UN GESTO PARA LA HISTORIA, UNA SOMBRA PARA LA HUMANIDAD
El episodio de la Isla del Gallo se ha convertido en un mito, en el símbolo del coraje y la tenacidad hispánica. Representa la capacidad de un líder para inspirar a sus hombres en el peor momento, la quintaesencia del espíritu de “todo o nada” que caracterizó a los conquistadores. Un puñado de hombres decidiendo enfrentarse a un imperio de millones de habitantes, y este momento se ha mitificado como el ejemplo máximo del arrojo y la determinación del carácter español.

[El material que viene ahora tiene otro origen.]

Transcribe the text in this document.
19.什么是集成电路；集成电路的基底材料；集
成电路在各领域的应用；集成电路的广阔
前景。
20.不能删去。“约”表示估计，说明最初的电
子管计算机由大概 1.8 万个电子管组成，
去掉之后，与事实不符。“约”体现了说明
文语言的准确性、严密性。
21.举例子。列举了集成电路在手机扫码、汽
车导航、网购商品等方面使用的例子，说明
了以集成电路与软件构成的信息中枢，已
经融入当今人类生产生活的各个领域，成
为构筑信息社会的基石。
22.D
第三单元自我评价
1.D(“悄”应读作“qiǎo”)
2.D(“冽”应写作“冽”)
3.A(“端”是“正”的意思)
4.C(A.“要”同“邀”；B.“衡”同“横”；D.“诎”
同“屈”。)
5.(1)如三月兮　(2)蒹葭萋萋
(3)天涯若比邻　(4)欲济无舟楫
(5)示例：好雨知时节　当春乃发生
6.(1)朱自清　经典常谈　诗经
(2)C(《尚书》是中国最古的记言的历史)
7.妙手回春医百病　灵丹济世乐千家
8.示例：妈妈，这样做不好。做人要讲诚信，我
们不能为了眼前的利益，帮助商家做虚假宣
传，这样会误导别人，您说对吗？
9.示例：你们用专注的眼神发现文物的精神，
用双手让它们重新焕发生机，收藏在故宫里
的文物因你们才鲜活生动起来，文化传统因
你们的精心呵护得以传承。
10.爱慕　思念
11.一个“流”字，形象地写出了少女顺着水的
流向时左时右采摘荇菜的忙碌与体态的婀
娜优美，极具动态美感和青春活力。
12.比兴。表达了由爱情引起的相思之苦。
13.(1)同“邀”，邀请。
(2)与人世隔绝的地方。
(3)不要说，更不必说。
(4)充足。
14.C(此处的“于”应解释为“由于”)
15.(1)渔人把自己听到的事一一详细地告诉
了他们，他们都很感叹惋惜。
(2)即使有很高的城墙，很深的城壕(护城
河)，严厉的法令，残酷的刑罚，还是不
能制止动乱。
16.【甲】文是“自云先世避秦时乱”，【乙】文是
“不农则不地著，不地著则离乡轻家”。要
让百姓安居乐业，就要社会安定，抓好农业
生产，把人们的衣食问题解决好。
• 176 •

Pero es imposible separar esa imagen romántica de sus terribles consecuencias. Aquel paso al frente de trece hombres fue el primer capítulo de la caída del imperio inca, el principio del fin de una civilización entera. Su ambición desmedida trajo consigo la guerra, la enfermedad y el sometimiento de millones de personas. La línea en la arena no solo separaba la pobreza de la riqueza, y la conquista que nació de ese gesto heroico provocó el colapso de uno de los mayores imperios de la historia.